Nobody answered him.
“Well?” Taco Bell said, trying to look each of us in the eye. We all looked at our lunches, wondering what they would look like splattered on our heads. It had to be spaghetti that day. And
pears, there were those pear halves, and green Jell-O and a hard brownie with sticky frosting. “That frosting will be hard to wash off,” I remember thinking. Spray Can walked up with two extra milks and an extra helping of the gross spaghetti that looked like fish bait.
“Let's go,” he said.
“Yeah,” Bam said. “Might as well take what's comin' to us.”
Slowly we walked over to the dumping grounds and sat down. We all looked at each other, our eyes kinda half squinted like we were waiting to get hit. But it didn't come. We waited like prisoners in front of a firing line, picking at our last meal. Finally, Ed Stebbings walked up and put his hand on Taco Bell. Taco Bell about jumped out of his chair.
“What? What do you want?” he screamed.
“Chill it, fat boy,” Ed said. “We just came over to say you guys played a good game yesterday.”
“You did, I mean, we did?” Taco Bell stammered.
“Yeah,” Ed continued. “You played a great game ⦠but you still lost.”
And with that, Ed clapped a pear half on Taco Bell's head, syrup and all. Then they all laughed and tossed milk cartons and sacks at us. Taco Bell tried to laugh, but I could tell he felt real bad, like he was about to cry.
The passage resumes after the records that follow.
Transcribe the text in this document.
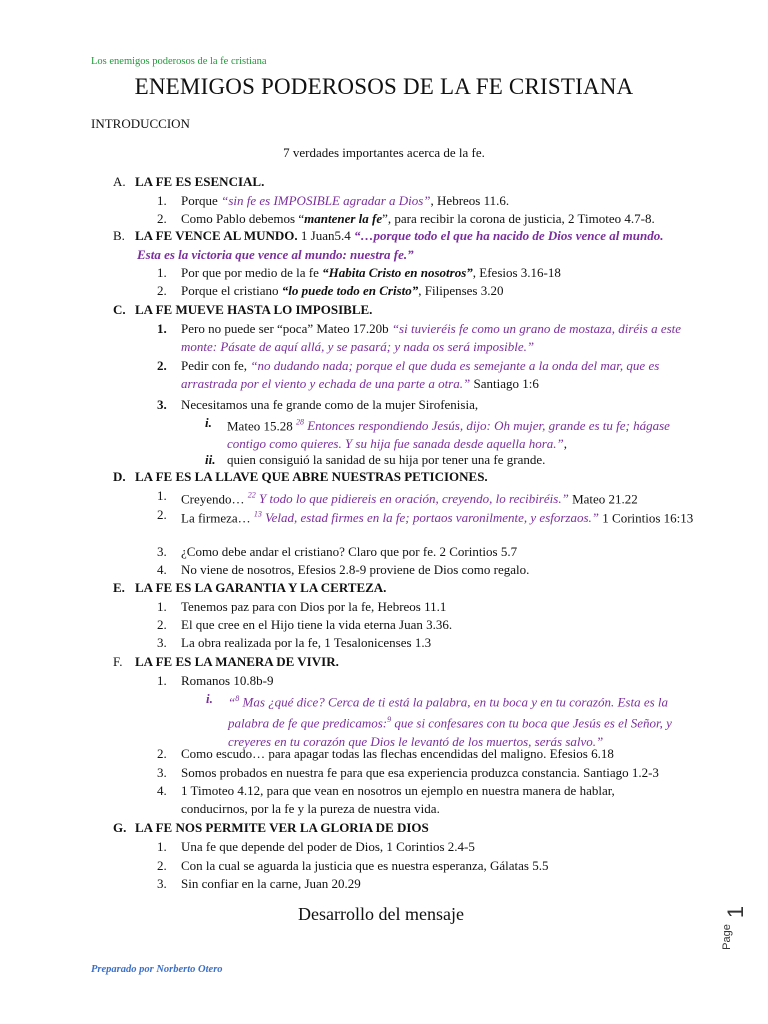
Los enemigos poderosos de la fe cristiana
ENEMIGOS PODEROSOS DE LA FE CRISTIANA
INTRODUCCION
7 verdades importantes acerca de la fe.
A. LA FE ES ESENCIAL.
1. Porque “sin fe es IMPOSIBLE agradar a Dios”, Hebreos 11.6.
2. Como Pablo debemos “mantener la fe”, para recibir la corona de justicia, 2 Timoteo 4.7-8.
B. LA FE VENCE AL MUNDO. 1 Juan5.4 “…porque todo el que ha nacido de Dios vence al mundo.
Esta es la victoria que vence al mundo: nuestra fe.”
1. Por que por medio de la fe “Habita Cristo en nosotros”, Efesios 3.16-18
2. Porque el cristiano “lo puede todo en Cristo”, Filipenses 3.20
C. LA FE MUEVE HASTA LO IMPOSIBLE.
1. Pero no puede ser “poca” Mateo 17.20b “si tuvieréis fe como un grano de mostaza, diréis a este monte: Pásate de aquí allá, y se pasará; y nada os será imposible.”
2. Pedir con fe, “no dudando nada; porque el que duda es semejante a la onda del mar, que es arrastrada por el viento y echada de una parte a otra.” Santiago 1:6
3. Necesitamos una fe grande como de la mujer Sirofenisia,
i. Mateo 15.28 $^{28}$ Entonces respondiendo Jesús, dijo: Oh mujer, grande es tu fe; hágase contigo como quieres. Y su hija fue sanada desde aquella hora.”,
ii. quien consiguió la sanidad de su hija por tener una fe grande.
D. LA FE ES LA LLAVE QUE ABRE NUESTRAS PETICIONES.
1. Creyendo… $^{22}$ Y todo lo que pidiereis en oración, creyendo, lo recibiréis.” Mateo 21.22
2. La firmeza… $^{13}$ Velad, estad firmes en la fe; portaos varonilmente, y esforzaos.” 1 Corintios 16:13
3. ¿Como debe andar el cristiano? Claro que por fe. 2 Corintios 5.7
4. No viene de nosotros, Efesios 2.8-9 proviene de Dios como regalo.
E. LA FE ES LA GARANTIA Y LA CERTEZA.
1. Tenemos paz para con Dios por la fe, Hebreos 11.1
2. El que cree en el Hijo tiene la vida eterna Juan 3.36.
3. La obra realizada por la fe, 1 Tesalonicenses 1.3
F. LA FE ES LA MANERA DE VIVIR.
1. Romanos 10.8b-9
i. “$^8$ Mas ¿qué dice? Cerca de ti está la palabra, en tu boca y en tu corazón. Esta es la palabra de fe que predicamos:$^9$ que si confesares con tu boca que Jesús es el Señor, y creyeres en tu corazón que Dios le levantó de los muertos, serás salvo.”
2. Como escudo… para apagar todas las flechas encendidas del maligno. Efesios 6.18
3. Somos probados en nuestra fe para que esa experiencia produzca constancia. Santiago 1.2-3
4. 1 Timoteo 4.12, para que vean en nosotros un ejemplo en nuestra manera de hablar, conducirnos, por la fe y la pureza de nuestra vida.
G. LA FE NOS PERMITE VER LA GLORIA DE DIOS
1. Una fe que depende del poder de Dios, 1 Corintios 2.4-5
2. Con la cual se aguarda la justicia que es nuestra esperanza, Gálatas 5.5
3. Sin confiar en la carne, Juan 20.29
Desarrollo del mensaje
Page
1
Preparado por Norberto Otero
He had played his heart out
and still lost. I don't think I've ever seen him so hurt. He just sat there, shaking like his whole life was ending.
“You're a jerk!” I said to Ed Stebbings.
The whole lunchroom went dead silent, like I'd said the worst string of bad words or body parts I could think of. Nobody ever said anything back to Ed. He was big, and he had red hair that made him look like he was mad all the time. He never brushed his teeth and he loved to pull smaller kids into headlocks and tell them what crybabies they were, with that stinky breath all over their faces. Once he caught a mouse and killed it by squashin' it in his hand. He was that mean. He just looked at me, kinda smiled wickedly, and punched me in the stomach. By the time I had caught my breath, Fat Ed had emptied three lunch trays on my head and dumped two cans of pop in my left pocket. Then he had me in that headlock and was draggin' me toward the wet-garbage can when the janitor broke it up. It's a good thing, too; that wet-garbage can has caused more than one kid to throw up just from takin' a peek at what's inside. It's where everybody scrapes off their lunch trays before stackin' 'em up to be washed. You could die in there, I swear.
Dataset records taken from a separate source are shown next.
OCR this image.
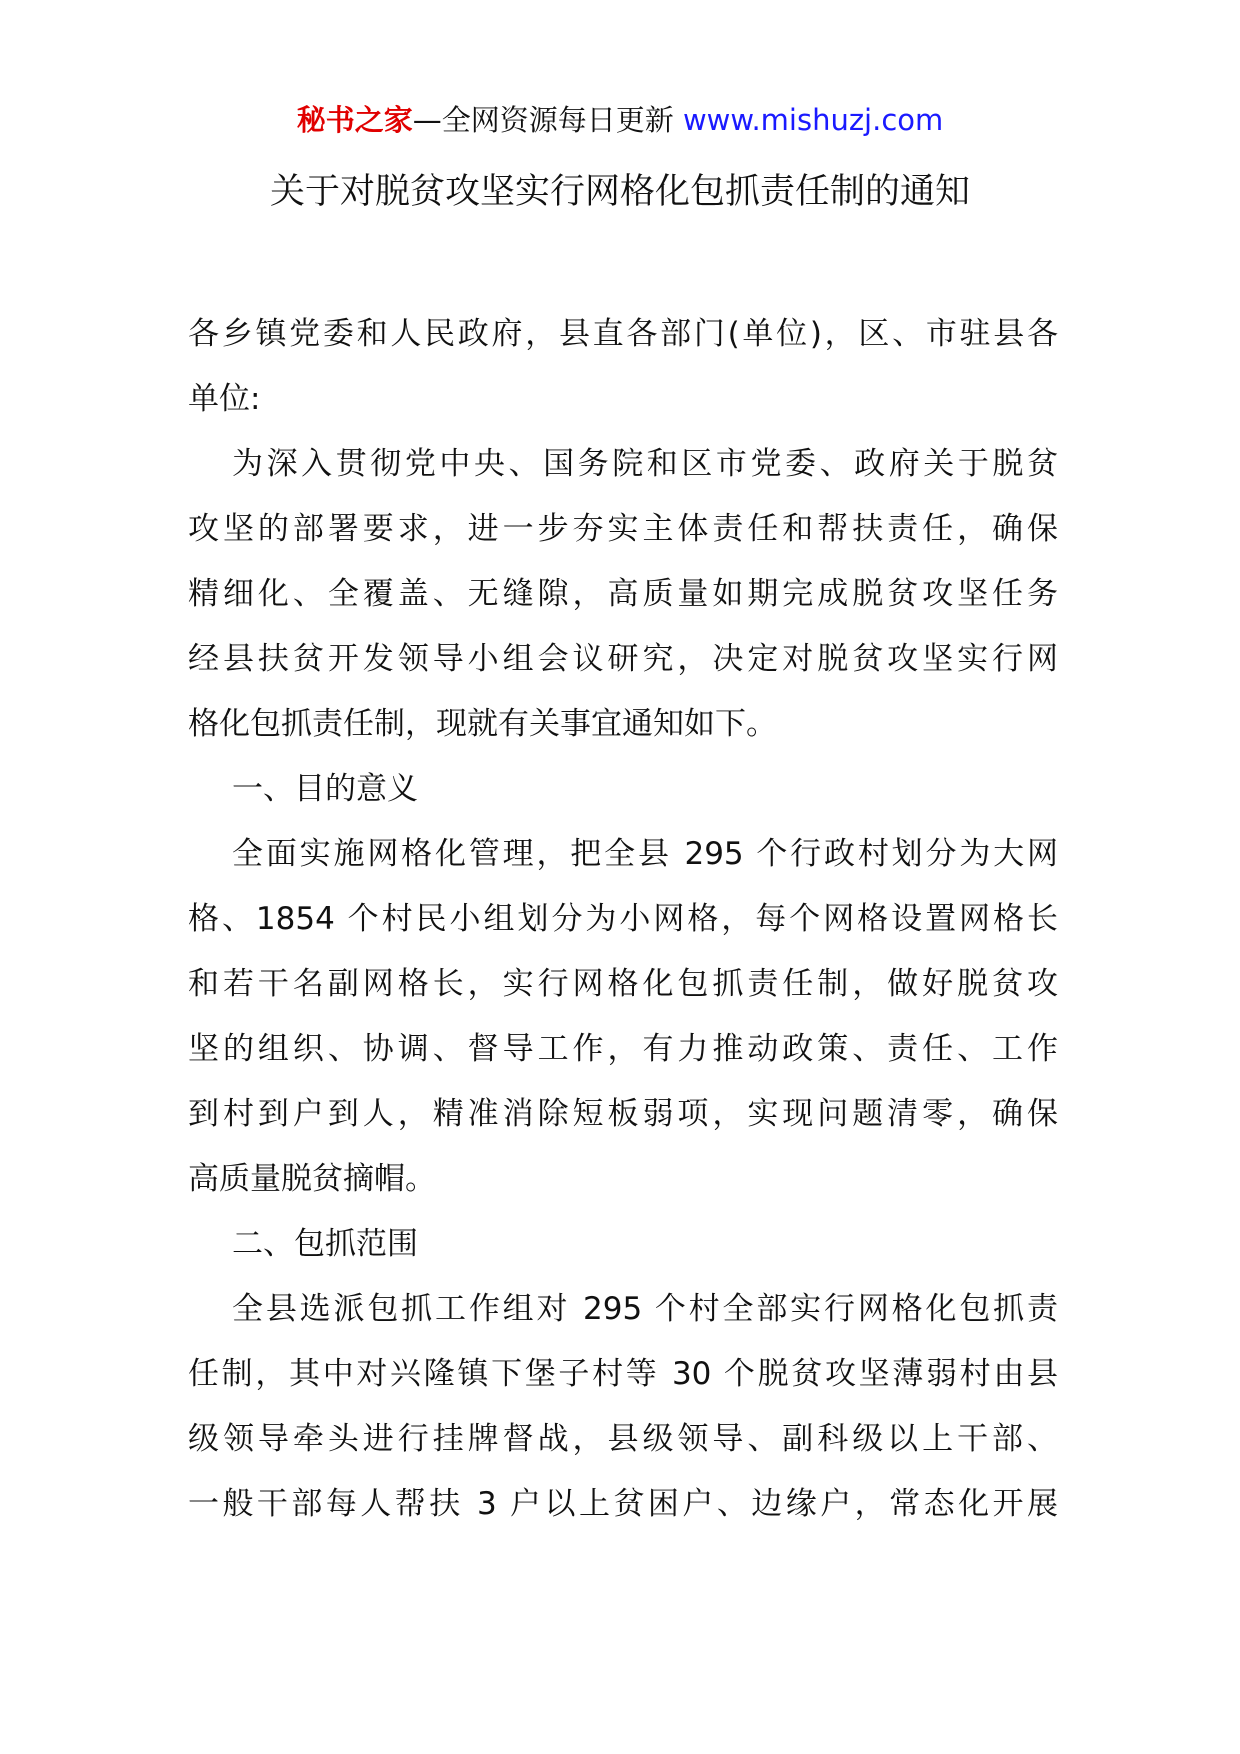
秘书之家—全网资源每日更新 www.mishuzj.com
关于对脱贫攻坚实行网格化包抓责任制的通知
各乡镇党委和人民政府，县直各部门(单位)，区、市驻县各
单位:
为深入贯彻党中央、国务院和区市党委、政府关于脱贫
攻坚的部署要求，进一步夯实主体责任和帮扶责任，确保
精细化、全覆盖、无缝隙，高质量如期完成脱贫攻坚任务
经县扶贫开发领导小组会议研究，决定对脱贫攻坚实行网
格化包抓责任制，现就有关事宜通知如下。
一、目的意义
全面实施网格化管理，把全县 295 个行政村划分为大网
格、1854 个村民小组划分为小网格，每个网格设置网格长
和若干名副网格长，实行网格化包抓责任制，做好脱贫攻
坚的组织、协调、督导工作，有力推动政策、责任、工作
到村到户到人，精准消除短板弱项，实现问题清零，确保
高质量脱贫摘帽。
二、包抓范围
全县选派包抓工作组对 295 个村全部实行网格化包抓责
任制，其中对兴隆镇下堡子村等 30 个脱贫攻坚薄弱村由县
级领导牵头进行挂牌督战，县级领导、副科级以上干部、
一般干部每人帮扶 3 户以上贫困户、边缘户，常态化开展
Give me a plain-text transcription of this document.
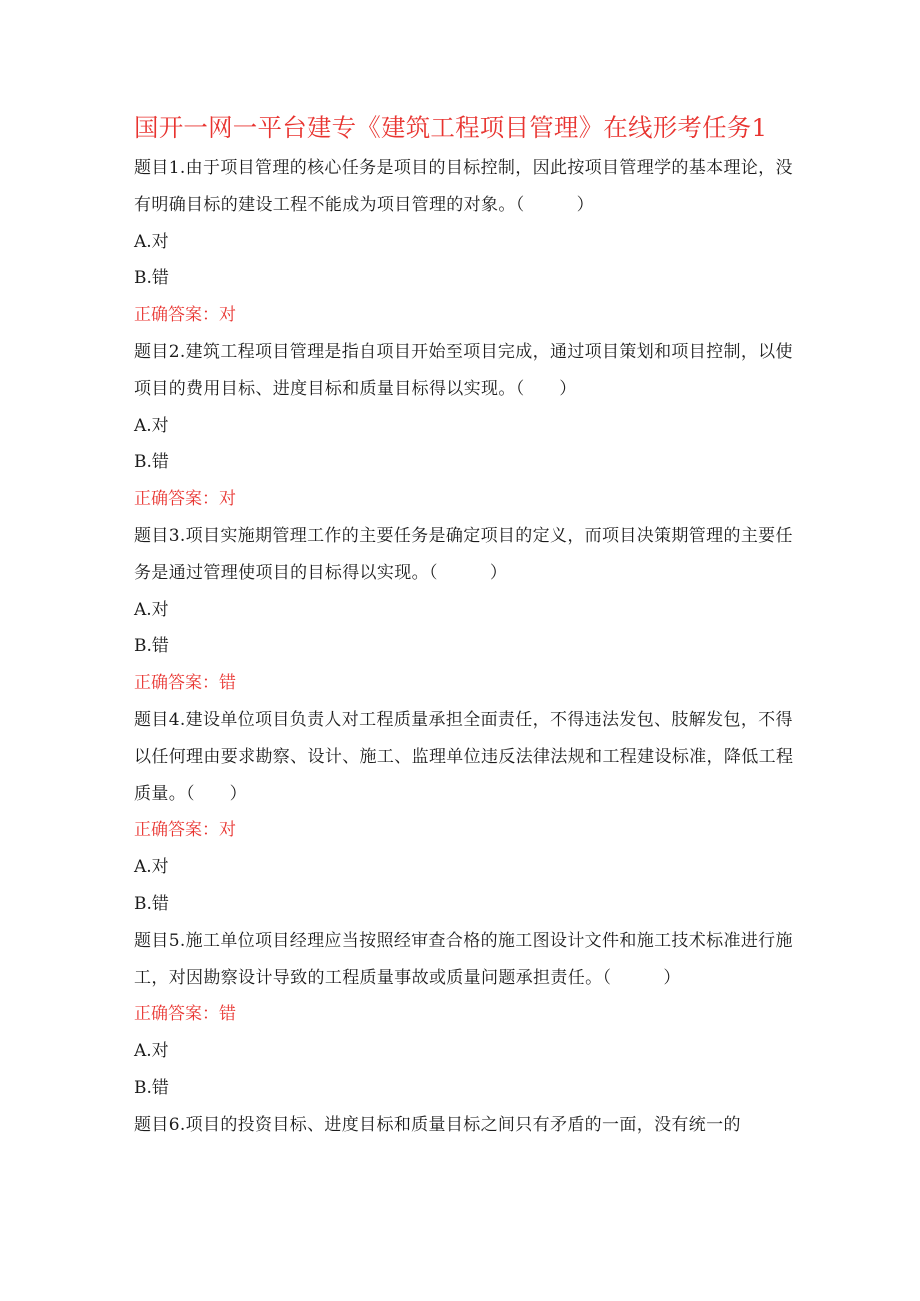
国开一网一平台建专《建筑工程项目管理》在线形考任务1

题目1.由于项目管理的核心任务是项目的目标控制，因此按项目管理学的基本理论，没有明确目标的建设工程不能成为项目管理的对象。（　　　）

A.对

B.错

正确答案：对

题目2.建筑工程项目管理是指自项目开始至项目完成，通过项目策划和项目控制，以使项目的费用目标、进度目标和质量目标得以实现。（　　）

A.对

B.错

正确答案：对

题目3.项目实施期管理工作的主要任务是确定项目的定义，而项目决策期管理的主要任务是通过管理使项目的目标得以实现。（　　　）

A.对

B.错

正确答案：错

题目4.建设单位项目负责人对工程质量承担全面责任，不得违法发包、肢解发包，不得以任何理由要求勘察、设计、施工、监理单位违反法律法规和工程建设标准，降低工程质量。（　　）

正确答案：对

A.对

B.错

题目5.施工单位项目经理应当按照经审查合格的施工图设计文件和施工技术标准进行施工，对因勘察设计导致的工程质量事故或质量问题承担责任。（　　　）

正确答案：错

A.对

B.错

题目6.项目的投资目标、进度目标和质量目标之间只有矛盾的一面，没有统一的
Luckily the janitor was strong, and he was used to bad smells after years of mopping up vomit. It didn't bother him one bit to pick us both
up and haul us down to the principal's office. I didn't stay there very long; guess I smelled pretty bad. They called my mom and told me to wait outside until she came for me. I sat out there alone, wondering if it was too late to join the band.